Speaker of the Knesset Yuli Edelstein grew up in Russia and was a “prisoner of conscience” in the Soviet Union. He has been an MK for 17 years, during which time he has travelled to South Africa to meet every President of the country. He said it was a “great privilege” to chair the Knesset, a place of diverse debate with people like the delegation’s MKs. “I hope one day in Israel we will see leadership like we have seen in South Africa.” It won’t be easy to solve the Israeli-Palestinian conflict, he said, “but it wasn’t easy in South Africa either. Aside from the people on the fringes in both populations, the majority of people on both sides want peace.”

Edelstein had helped SA Jewry over the years in many ways, said SA Zionist Federation chairman Avrom Krengel. For example, when El Al was considering stopping flights to South Africa, which would have been a blow to its morale, Edelstein was instrumental in preventing it.

Community members left the room impressed by the MKs. Some gathered around to talk. But the larger question in their minds was not answered satisfactorily: Why was it not Netanyahu talking to them in this room, why didn’t he come to represent Israel?
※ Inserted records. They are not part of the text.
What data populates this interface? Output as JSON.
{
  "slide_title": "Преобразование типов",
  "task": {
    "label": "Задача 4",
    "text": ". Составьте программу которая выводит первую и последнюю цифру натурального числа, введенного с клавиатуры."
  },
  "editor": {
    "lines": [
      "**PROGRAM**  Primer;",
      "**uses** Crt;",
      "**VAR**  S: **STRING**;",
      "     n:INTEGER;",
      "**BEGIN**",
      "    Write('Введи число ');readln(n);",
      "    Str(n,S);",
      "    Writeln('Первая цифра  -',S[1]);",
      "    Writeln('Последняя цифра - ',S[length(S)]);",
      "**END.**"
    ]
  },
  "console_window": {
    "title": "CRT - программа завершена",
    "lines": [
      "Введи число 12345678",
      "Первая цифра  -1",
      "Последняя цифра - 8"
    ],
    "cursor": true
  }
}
And why had he caused such a public relations disaster for Israel by precipitously cancelling the trip at the last minute?


  1. 2 Chaya 12 Dec
    A golden opportunity lost.The legacy of Madiba--his belief that people can live in harmony, plus the atmosphere that governed the acknowledgement of his greatness brought leaders here that Netanyahu would not meet in such benign circumstances.Imagine the hand shaking that could have happened!
  2. 1 lammie 16 Jan
    I live in Israel

    I am almost sure that the security people were not happy
    for him to be in the crowd.  If so, they were proved correct, because whatever security the South Africans provided allowed a person to be an "interpreter" who could have been a real threat to the President of the United states, besides for our Prime Minister.  What happened was a huge security disgrace. disgrace. I too feared for the safety of Netanyahu because of the antisemitism and anti-Israel rhetoric prevalent today amongst the people in power.